Mimo, że Kamil "kamil" Kamiński nie zdołał ostatecznie wywalczyć sobie angażu we Fnatic Academy, to już teraz można uznać, że okres spędzony w GAMERZ nie był czasem straconym. Polski zawodnik nawiązał bowiem kilka znajomości, dzięki czemu od pewnego czasu występuje w nowym międzynarodowym składzie.
W ekipie, poza Polakiem, znalazł się m.in. legendarny Jonatan "Devilwalk" Lundberg. Szwed w przeszłości sięgał wraz z Fnatic po najważniejsze trofea, także ma Majorze, ale od pewnego czasu znajdował się poza grą. Teraz jednak 27-latek powraca, gdyż, jak sam przyznaje w rozmowie z HLTV, nie skończył jeszcze swojej przygody z profesjonalnym graniem.

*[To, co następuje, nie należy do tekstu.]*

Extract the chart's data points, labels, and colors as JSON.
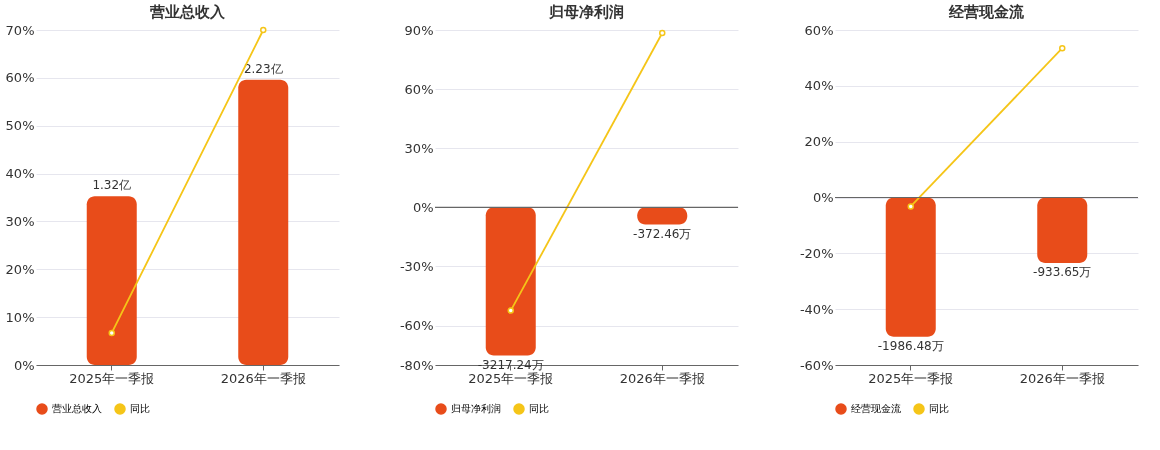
{
  "chart_data": [
    {
      "type": "bar",
      "title": "营业总收入",
      "categories": [
        "2025年一季报",
        "2026年一季报"
      ],
      "series": [
        {
          "name": "营业总收入",
          "axis": "y2",
          "color": "#e84c1a",
          "values": [
            1.32,
            2.23
          ],
          "value_labels": [
            "1.32亿",
            "2.23亿"
          ]
        },
        {
          "name": "同比",
          "type": "line",
          "color": "#f5c518",
          "values": [
            6.7,
            70
          ],
          "marker": "circle"
        }
      ],
      "ylim": [
        0,
        70
      ],
      "yticks": [
        {
          "value": 0,
          "label": "0%"
        },
        {
          "value": 10,
          "label": "10%"
        },
        {
          "value": 20,
          "label": "20%"
        },
        {
          "value": 30,
          "label": "30%"
        },
        {
          "value": 40,
          "label": "40%"
        },
        {
          "value": 50,
          "label": "50%"
        },
        {
          "value": 60,
          "label": "60%"
        },
        {
          "value": 70,
          "label": "70%"
        }
      ],
      "y2lim": [
        0,
        2.62
      ],
      "grid": "y",
      "legend": "bottom"
    },
    {
      "type": "bar",
      "title": "归母净利润",
      "categories": [
        "2025年一季报",
        "2026年一季报"
      ],
      "series": [
        {
          "name": "归母净利润",
          "axis": "y2",
          "color": "#e84c1a",
          "values": [
            -3217.24,
            -372.46
          ],
          "value_labels": [
            "-3217.24万",
            "-372.46万"
          ]
        },
        {
          "name": "同比",
          "type": "line",
          "color": "#f5c518",
          "values": [
            -52.4,
            88.5
          ],
          "marker": "circle"
        }
      ],
      "ylim": [
        -80,
        90
      ],
      "yticks": [
        {
          "value": -80,
          "label": "-80%"
        },
        {
          "value": -60,
          "label": "-60%"
        },
        {
          "value": -30,
          "label": "-30%"
        },
        {
          "value": 0,
          "label": "0%"
        },
        {
          "value": 30,
          "label": "30%"
        },
        {
          "value": 60,
          "label": "60%"
        },
        {
          "value": 90,
          "label": "90%"
        }
      ],
      "y2lim": [
        -3423,
        3851
      ],
      "grid": "y",
      "legend": "bottom",
      "ref_lines": [
        {
          "axis": "y",
          "value": 0,
          "color": "#666666"
        }
      ]
    },
    {
      "type": "bar",
      "title": "经营现金流",
      "categories": [
        "2025年一季报",
        "2026年一季报"
      ],
      "series": [
        {
          "name": "经营现金流",
          "axis": "y2",
          "color": "#e84c1a",
          "values": [
            -1986.48,
            -933.65
          ],
          "value_labels": [
            "-1986.48万",
            "-933.65万"
          ]
        },
        {
          "name": "同比",
          "type": "line",
          "color": "#f5c518",
          "values": [
            -3.2,
            53.5
          ],
          "marker": "circle"
        }
      ],
      "ylim": [
        -60,
        60
      ],
      "yticks": [
        {
          "value": -60,
          "label": "-60%"
        },
        {
          "value": -40,
          "label": "-40%"
        },
        {
          "value": -20,
          "label": "-20%"
        },
        {
          "value": 0,
          "label": "0%"
        },
        {
          "value": 20,
          "label": "20%"
        },
        {
          "value": 40,
          "label": "40%"
        },
        {
          "value": 60,
          "label": "60%"
        }
      ],
      "y2lim": [
        -2388,
        2388
      ],
      "grid": "y",
      "legend": "bottom",
      "ref_lines": [
        {
          "axis": "y",
          "value": 0,
          "color": "#666666"
        }
      ]
    }
  ]
}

Co ciekawe, sama koncepcja wspólnego zespołu początkowo wyszła od Devilwalk i kamila właśnie, a dopiero potem dokooptowano pozostałych zawodników.
– Razem z kamilem chcieliśmy stworzyć naszą drużynę i po przetestowaniu kilku graczy udało nam się ustalić ten skład pełen niesamowicie utalentowanych zawodników, którzy są gotowi pracować ciężko, by osiągnąć nasze cele – stwierdził Lundberg. – Czas spędzony w GAMERZ uświadomił mi, że moja gra jeszcze się nie skończyła. Fakt, że podczas eliminacji do DreamHack Valencia i ESL One Cologne nasz zespół zaprezentował się naprawdę dobrze i pokonał kilka uznanych ekip, udowodnił, iż tkwi w nas potencjał, nad którym możemy pracować. Jesteśmy niesamowicie zdeterminowani, by udowodnić naszą wartość i pracować, by osiągnąć cele, które założy nam nasza przyszła organizacja – dodał.
Drużyna Szweda i Polaka przybrała nazwę MAGICIANS i rozpoczęła już poszukiwania organizacji, która byłaby skłonna przyjąć ją pod swoje skrzydła. Ponadto nowy skład kilkukrotnie próbował już awansować na co poniektóre imprezy, ale dotychczas starania te kończyły się na etapie eliminacji.